SAN VALENTINO – Era un Vescovo Valentino, si si, proprio un Vescovo! Lo sapevi? Ed è stato anche un martire! Adesso scopriremo insieme la sua vera storia. Quella ‘falsa’ di storie, ed ingannatrice per tutti, è quella che ha ridotto la festa VERA di chi per AMORE veramente ci ha rimesso la pelle, ad un semplice scambio di rose tra fidanzatini, o ad una cenetta a lume di candela in pizzeria (per la maggior parte dei ragazzi) o nel ristorante di moda (per chi se può permettere!). Talvolta è assurdo ed incredibile riuscire a comprendere come da basi solide e verità della storia e dell’esistenza, ci si possa ridurre a banalizzare così tanto il tutto, senza riuscire a vivere quei ‘respiri di infinito’ che sono davvero a due millimetri dal nostro cuore. Povero mondo! E poveri noi, abitanti e cittadini! E se comprendessimo davvero questa festa, oggi chiameremo la persona, o le persone, che davvero amiamo di più, e potremmo proporre un momento di preghiera insieme, davanti al ‘Re dell’Amore’. Ecco come si dovrebbe amare davvero, se avessimo un alto concetto di libertà!

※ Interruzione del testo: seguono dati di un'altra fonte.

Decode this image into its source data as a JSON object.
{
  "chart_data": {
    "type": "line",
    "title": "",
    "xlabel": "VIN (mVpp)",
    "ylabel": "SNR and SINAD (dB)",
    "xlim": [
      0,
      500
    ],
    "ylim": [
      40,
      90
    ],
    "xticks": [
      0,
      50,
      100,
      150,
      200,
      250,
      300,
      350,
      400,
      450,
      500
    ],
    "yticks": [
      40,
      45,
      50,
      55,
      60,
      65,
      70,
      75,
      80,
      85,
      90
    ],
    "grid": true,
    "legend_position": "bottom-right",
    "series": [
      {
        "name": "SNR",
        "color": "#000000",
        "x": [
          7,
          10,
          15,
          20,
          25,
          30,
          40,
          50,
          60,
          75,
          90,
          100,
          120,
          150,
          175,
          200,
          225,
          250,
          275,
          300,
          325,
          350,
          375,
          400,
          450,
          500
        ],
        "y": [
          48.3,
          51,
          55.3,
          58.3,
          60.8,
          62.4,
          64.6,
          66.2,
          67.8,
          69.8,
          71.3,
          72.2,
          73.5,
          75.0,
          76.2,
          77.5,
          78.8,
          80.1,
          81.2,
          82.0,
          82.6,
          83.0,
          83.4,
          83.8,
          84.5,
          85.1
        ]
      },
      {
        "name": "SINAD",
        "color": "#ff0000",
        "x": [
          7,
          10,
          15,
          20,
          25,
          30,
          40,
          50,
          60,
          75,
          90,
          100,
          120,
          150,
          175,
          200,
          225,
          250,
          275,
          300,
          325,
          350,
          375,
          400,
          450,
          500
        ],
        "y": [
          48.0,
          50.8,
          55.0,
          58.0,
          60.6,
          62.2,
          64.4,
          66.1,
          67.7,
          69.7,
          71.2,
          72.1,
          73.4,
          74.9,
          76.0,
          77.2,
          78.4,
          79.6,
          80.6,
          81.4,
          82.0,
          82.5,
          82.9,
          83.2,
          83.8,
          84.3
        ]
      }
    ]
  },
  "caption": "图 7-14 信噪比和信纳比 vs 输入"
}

La più antica notizia di S.Valentino è in un documento ufficiale della Chiesa dei secc.V-VI dove compare il suo anniversario di morte. Ancora nel sec. VIII un altro documento ci narra alcuni particolari del martirio: la tortura, la decapitazione notturna, la sepoltura ad opera dei discepoli Proculo, Efebo e Apollonio, successivo martirio di questi e loro sepoltura. Altri testi del sec. VI, raccontano che S.Valentino, cittadino e vescovo di Terni dal 197, divenuto famoso per la santità della sua vita, per la carità ed umiltà, per lo zelante apostolato e per i miracoli che fece, venne invitato a Roma da un certo Cratone, oratore greco e latino, perché gli guarisse il figlio infermo da alcuni anni. Guarito il giovane, lo convertì al cristianesimo insieme alla famiglia ed ai greci studiosi di lettere latine Proculo, Efebo e Apollonio, insieme al figlio del Prefetto della città. Imprigionato sotto l’Imperatore Aureliano fu decollato a Roma. Era il 14 febbraio 273. Il suo corpo fu trasportato a Terni al LXIII miglio della Via Flaminia. Fu tra i primi vescovi di Terni, consacrato da S.Feliciano vescovo di Foligno nel 197. Preceduto da S.Pellegrino e S.Antimo, fratello dei SS.Cosma e Damiano.